Não restou extirpada a teoria das incapacidades, diferentemente do que já
sustentaram alguns intérpretes. O que houve com a nova sistematização foi a relativização, a
mitigação da teoria, possibilitando que as pessoas com deficiência possam, dentro das suas
capacidades individuais, exercitar ao máximo as suas vontades e autonomias.
A regra passou a ser no sentido da capacidade dessas pessoas, e a incapacidade
relativa civil do portador de deficiência tornou-se exceção. Nas situações excepcionais, a
pessoa com deficiência mental ou intelectual poderá ser submetido à curatela, que não mais
pode ser concebida na sua forma clássica, sob as tradições romano-germânica e romano-
108
francesa, como instituto a garantir a representação do curatelado pelo curador, que com a
interdição tinha como pilares a proteção do patrimônio privado e a adoção do mecanismo de
substituição de vontades (MENEZES; CORREIA NETO, 2015, p. 3-4). Aprofundemos essa
temática da nova curatela imposta pelo novo regime jurídico.

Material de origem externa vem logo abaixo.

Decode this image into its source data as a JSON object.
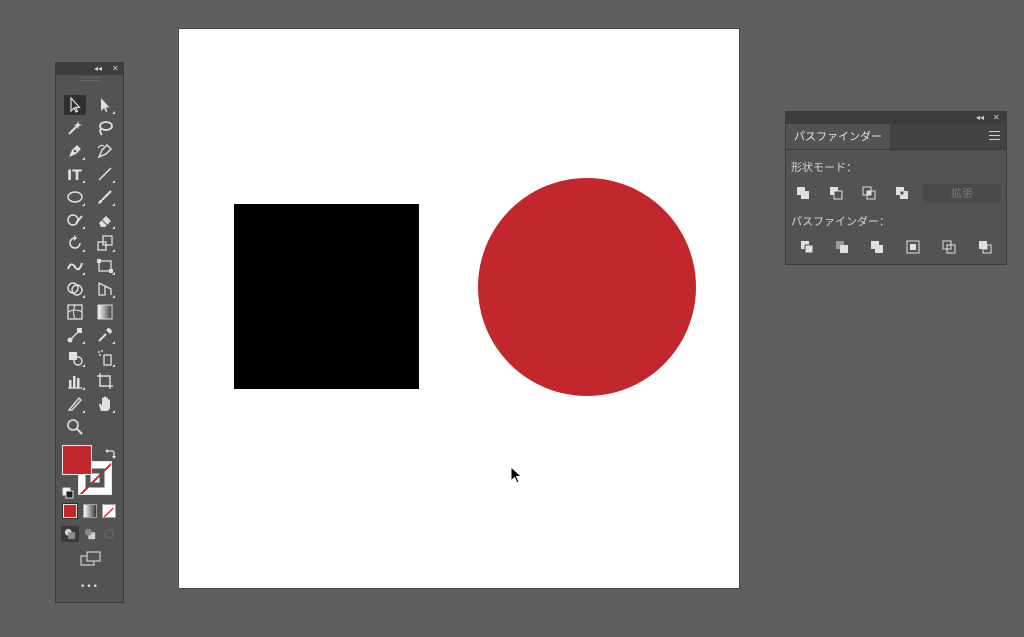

Desde a Constituição Federal de 1988, com o reconhecimento de que a dignidade da
pessoa humana é o alicerce fundamental da República Federativa do Brasil (art. 1º, inciso III),
houve ressignificação de diversos institutos do direito civil, inclusive no que concerne a
garantir de toda a forma a liberdade do indivíduo, no seu espectro social, privado e íntimo, a
integridade psicofísica e a igualdade formal e material, esta quando necessária. Havia passado
da hora de abandonarmos a curatela como um instituto que, no escólio de Caio Mário da Silva
Pereira (2004, p. 273) em relação aos representados, os representantes agiam em seu nome,
falavam em seu nome, pensavam e até queriam por eles. Isso porque, seja antes mesmo do
advento do Estatuto, a Convenção ratificada pelo Brasil em 2009 já exigia que todos
reconhecessem as pessoas com deficiência como seres com autonomia e independência
individuais, inclusive da liberdade de fazer as suas escolhas (cf. preâmbulo, alínea „n‟ e art.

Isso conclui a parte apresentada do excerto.